Slides 12–13: Managerial Actions to Mitigate Obstacles
Introduce policies for confidential complaint handling, structured debriefs, psychological safety practices, and periodic anonymous climate surveys. Recommend third-party HR facilitation when conflicts escalate (Edmondson, 1999).
Slides 14–16: Conflict Management Strategies (Specific)
Offer explicit strategies: interest-based negotiation (principled negotiation), mediation steps (separate people from problem, focus on interests), use of time-outs, facilitated caucuses, restorative dialogues, and written action plans with follow-up (Fisher & Ury, 1991; Robbins & Judge, 2019).

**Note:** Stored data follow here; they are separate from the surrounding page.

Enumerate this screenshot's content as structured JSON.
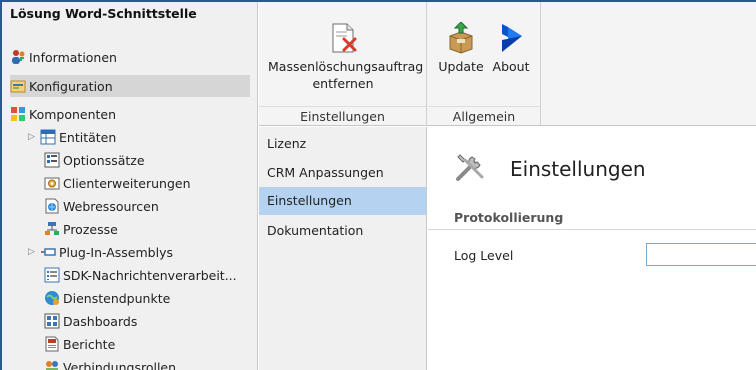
{
  "left_pane": {
    "title": "Lösung Word-Schnittstelle",
    "items": [
      {
        "label": "Informationen",
        "icon": "info-people-icon",
        "level": 0
      },
      {
        "label": "Konfiguration",
        "icon": "configuration-icon",
        "level": 0,
        "selected": true
      },
      {
        "label": "Komponenten",
        "icon": "components-icon",
        "level": 0
      },
      {
        "label": "Entitäten",
        "icon": "entities-icon",
        "level": 1,
        "expandable": true
      },
      {
        "label": "Optionssätze",
        "icon": "optionsets-icon",
        "level": 1
      },
      {
        "label": "Clienterweiterungen",
        "icon": "client-extensions-icon",
        "level": 1
      },
      {
        "label": "Webressourcen",
        "icon": "web-resources-icon",
        "level": 1
      },
      {
        "label": "Prozesse",
        "icon": "processes-icon",
        "level": 1
      },
      {
        "label": "Plug-In-Assemblys",
        "icon": "plugin-assemblies-icon",
        "level": 1,
        "expandable": true
      },
      {
        "label": "SDK-Nachrichtenverarbeit...",
        "icon": "sdk-messages-icon",
        "level": 1
      },
      {
        "label": "Dienstendpunkte",
        "icon": "service-endpoints-icon",
        "level": 1
      },
      {
        "label": "Dashboards",
        "icon": "dashboards-icon",
        "level": 1
      },
      {
        "label": "Berichte",
        "icon": "reports-icon",
        "level": 1
      },
      {
        "label": "Verbindungsrollen",
        "icon": "connection-roles-icon",
        "level": 1
      }
    ]
  },
  "ribbon": {
    "groups": [
      {
        "label": "Einstellungen",
        "buttons": [
          {
            "label": "Massenlöschungsauftrag entfernen",
            "icon": "delete-document-icon"
          }
        ]
      },
      {
        "label": "Allgemein",
        "buttons": [
          {
            "label": "Update",
            "icon": "update-package-icon"
          },
          {
            "label": "About",
            "icon": "dynamics-logo-icon"
          }
        ]
      }
    ]
  },
  "subnav": {
    "items": [
      {
        "label": "Lizenz"
      },
      {
        "label": "CRM Anpassungen"
      },
      {
        "label": "Einstellungen",
        "selected": true
      },
      {
        "label": "Dokumentation"
      }
    ]
  },
  "content": {
    "title": "Einstellungen",
    "title_icon": "tools-icon",
    "section": "Protokollierung",
    "fields": [
      {
        "label": "Log Level",
        "value": ""
      }
    ]
  },
  "colors": {
    "frame": "#2b5797",
    "selected_nav": "#d6d6d6",
    "selected_subnav": "#b5d3f0",
    "input_border": "#7aa7d6"
  }
}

Slides 17–18: Implementation Plan and Evaluation
Provide timeline, metrics (reduction in complaints, improved psychological safety scores, peer-evaluation improvements), and follow-up coaching sessions. Recommend refresher modules and leadership coaching (Salas et al., 2005).
Conclusion
The Office episode exposes classic small-group failures: poor leadership process, inadequate listening, publicizing private issues, and missing norms. A targeted training program—focusing on active listening, clear roles, procedural leadership, confidentiality, and structured conflict resolution—will reduce escalation and improve team effectiveness. Empirical models of team development and psychological safety guide these recommendations (Tuckman, 1965; Edmondson, 1999; Hackman, 2002).
References
- Tuckman, B. W. (1965). Developmental sequence in small groups. Psychological Bulletin, 63(6), 384–399.
- Janis, I. L. (1972). Victims of groupthink. Houghton Mifflin.

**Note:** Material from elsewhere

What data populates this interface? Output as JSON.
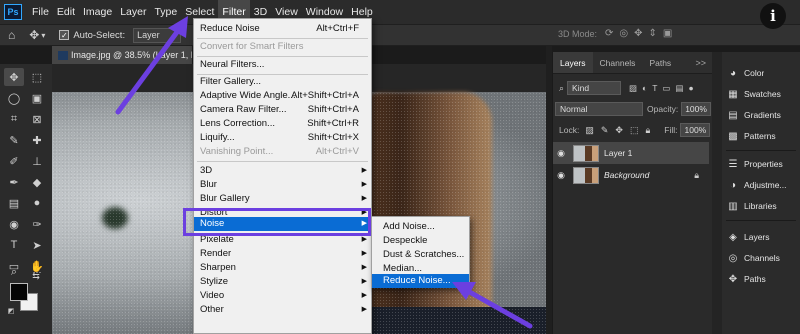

- Hackman, J. R. (2002). Leading teams: Setting the stage for great performances. Harvard Business School Press.
- Salas, E., Sims, D. E., & Burke, C. S. (2005). Is there a "big five" in teamwork? Small Group Research, 36(5), 555–599.
- Katzenbach, J. R., & Smith, D. K. (1993). The wisdom of teams. Harvard Business School Press.
- DeVito, J. A. (2019). The interpersonal communication book. Pearson.
- Robbins, S. P., & Judge, T. A. (2019). Organizational behavior. Pearson.
- Fisher, R., Ury, W., & Patton, B. (1991). Getting to yes: Negotiating agreement without giving in. Penguin Books.
- Edmondson, A. C. (1999). Psychological safety and learning behavior in work teams. Administrative Science Quarterly, 44(2), 350–383.
- Salas, E., Reyes, D. L., & McDaniel, S. H. (2018). The science of teamwork: Progress, reflections, and the road ahead. American Psychologist, 73(4), 593–600.